Finding Equilibrium Forces: Are My Vector Calculations Correct?

[IGeekbot]

Ok, I am in an intro to physics, so it is all trig based. But I just need to know if I did these vector problems right.


an object in equilibrium has 3 forces exerted on it. one at 90 degress is 33N, one at 60 degrees is 44N. Find the third.


Using the sine and cosine of those vectors, i got the thrid force to be 74.3N at 253 degrees. Is that right?


ANd the other one is: five forces act on an object, the first is 60N at 90 degrees, the second is 40N at o degrees, the third is 80N at 270 degrees, te fourth is 50N at 60 degrees, and the fifth is 40N at 180 degrees. what's the sixth force that puts the object in equilibrium?

I know that the 2 40N forces cancel, so i just found the vertical and horizontal force of the other three forces. Then after using more sin and cos laws, and

Fnet6^2 =Fnetx^2 + Fnety^2

I got the force should be 33.97N, and using tanget, it should be at 43 degrees.

 

[Galileo]

Hi IGeekBot,

The first answer is correct. (Actually 74.4 N)

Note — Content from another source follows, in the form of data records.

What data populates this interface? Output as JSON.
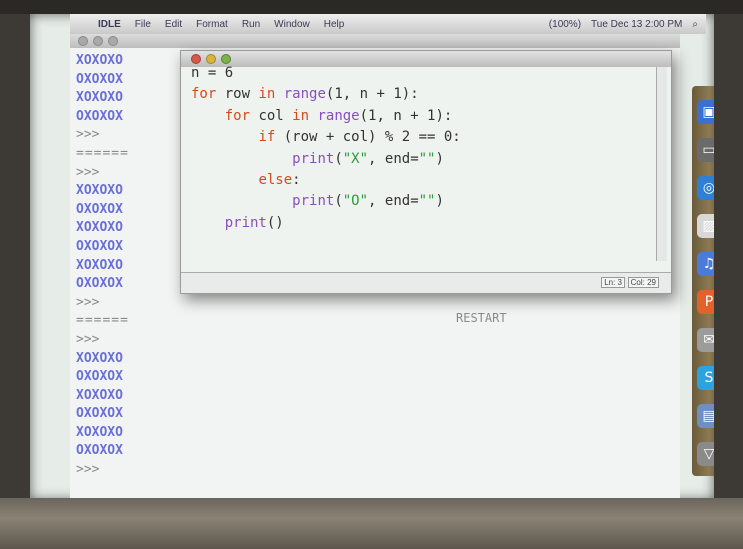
{
  "menubar": {
    "app": "IDLE",
    "menus": [
      "File",
      "Edit",
      "Format",
      "Run",
      "Window",
      "Help"
    ],
    "status_right": [
      "(100%)",
      "Tue Dec 13  2:00 PM"
    ]
  },
  "shell": {
    "output_block_1": [
      "XOXOXO",
      "OXOXOX",
      "XOXOXO",
      "OXOXOX"
    ],
    "prompt": ">>>",
    "rule": "======",
    "output_block_2": [
      "XOXOXO",
      "OXOXOX",
      "XOXOXO",
      "OXOXOX",
      "XOXOXO",
      "OXOXOX"
    ],
    "restart": "RESTART",
    "output_block_3": [
      "XOXOXO",
      "OXOXOX",
      "XOXOXO",
      "OXOXOX",
      "XOXOXO",
      "OXOXOX"
    ]
  },
  "editor": {
    "status": {
      "ln": "Ln: 3",
      "col": "Col: 29"
    }
  },
  "dock": {
    "icons": [
      "finder-icon",
      "terminal-icon",
      "safari-icon",
      "preview-icon",
      "itunes-icon",
      "powerpoint-icon",
      "mail-icon",
      "skype-icon",
      "folder-icon",
      "trash-icon"
    ]
  },
  "colors": {
    "shell_output": "#6a6fd8",
    "keyword": "#d24b1d",
    "builtin": "#8a4fbf",
    "string": "#2d9a37"
  }
}
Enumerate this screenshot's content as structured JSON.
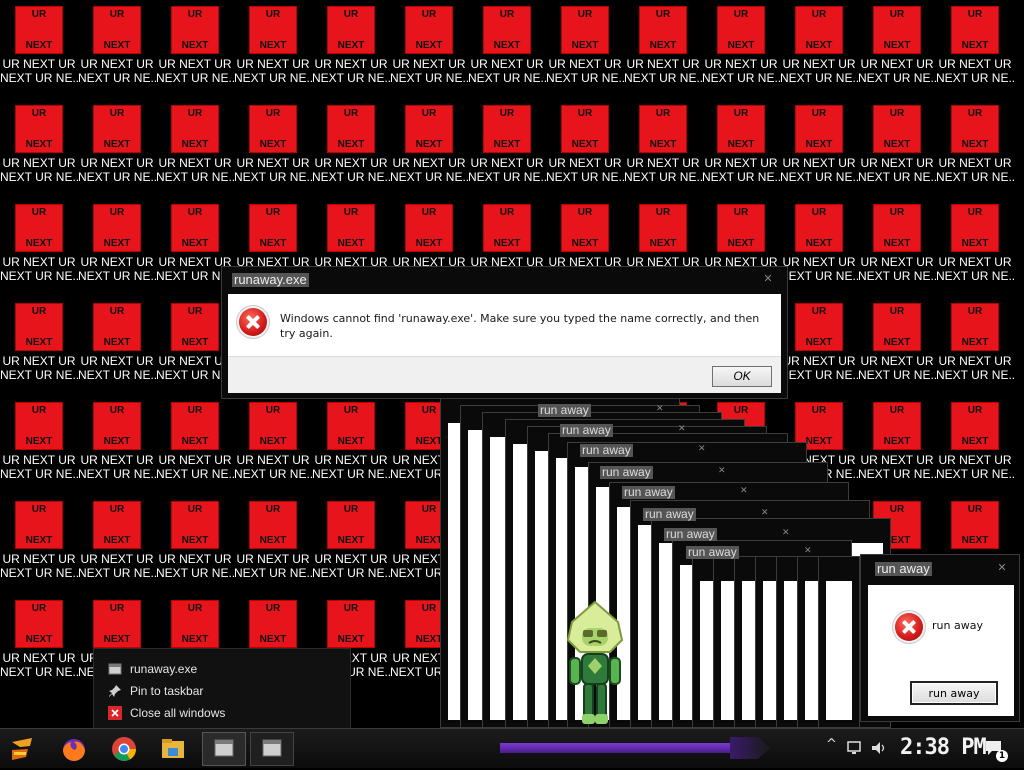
{
  "desktop": {
    "icon_caption_top": "UR",
    "icon_caption_bottom": "NEXT",
    "icon_label_line1": "UR NEXT UR",
    "icon_label_line2": "NEXT UR NE...",
    "columns": 13,
    "rows": 7
  },
  "error_dialog": {
    "title": "runaway.exe",
    "message": "Windows cannot find 'runaway.exe'. Make sure you typed the name correctly, and then try again.",
    "ok_label": "OK",
    "close_glyph": "✕"
  },
  "stacked_windows": {
    "title": "run away",
    "close_glyph": "✕"
  },
  "runaway_dialog": {
    "title": "run away",
    "message": "run away",
    "button_label": "run away",
    "close_glyph": "✕"
  },
  "jump_list": {
    "items": [
      {
        "label": "runaway.exe",
        "icon": "app-icon"
      },
      {
        "label": "Pin to taskbar",
        "icon": "pin-icon"
      },
      {
        "label": "Close all windows",
        "icon": "close-icon"
      }
    ]
  },
  "taskbar": {
    "pinned": [
      "start-button",
      "firefox-icon",
      "chrome-icon",
      "file-explorer-icon",
      "runaway-app-icon",
      "runaway-app-icon-2"
    ],
    "tray_chevron": "^",
    "clock": "2:38 PM",
    "notification_count": "1"
  },
  "colors": {
    "desktop_bg": "#000000",
    "icon_red": "#e8141c",
    "accent_purple": "#6a2fb8"
  }
}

For the second, it should be at 223 degrees (180+43 degrees), watch the signs.
Since the sum of all forces is zero (equilibrium), you have:
$$F_6^2+F_{netx}^2+F_{nety}^2=0$$.
($F_{netx}$ and $F_{nety}$ do not include $F_6$)
The magnitude is 34.17 N. Be careful not to round off in intermediary stages of the calculation.

 

[Leong]

The first one is correct but for the seond one, i got 34.2 N at 223 degree from the positive x axis.

 

[IGeekbot]

thanks, our teacher is a bit hazy sometimes, and it sems th ewhole group was lost on this.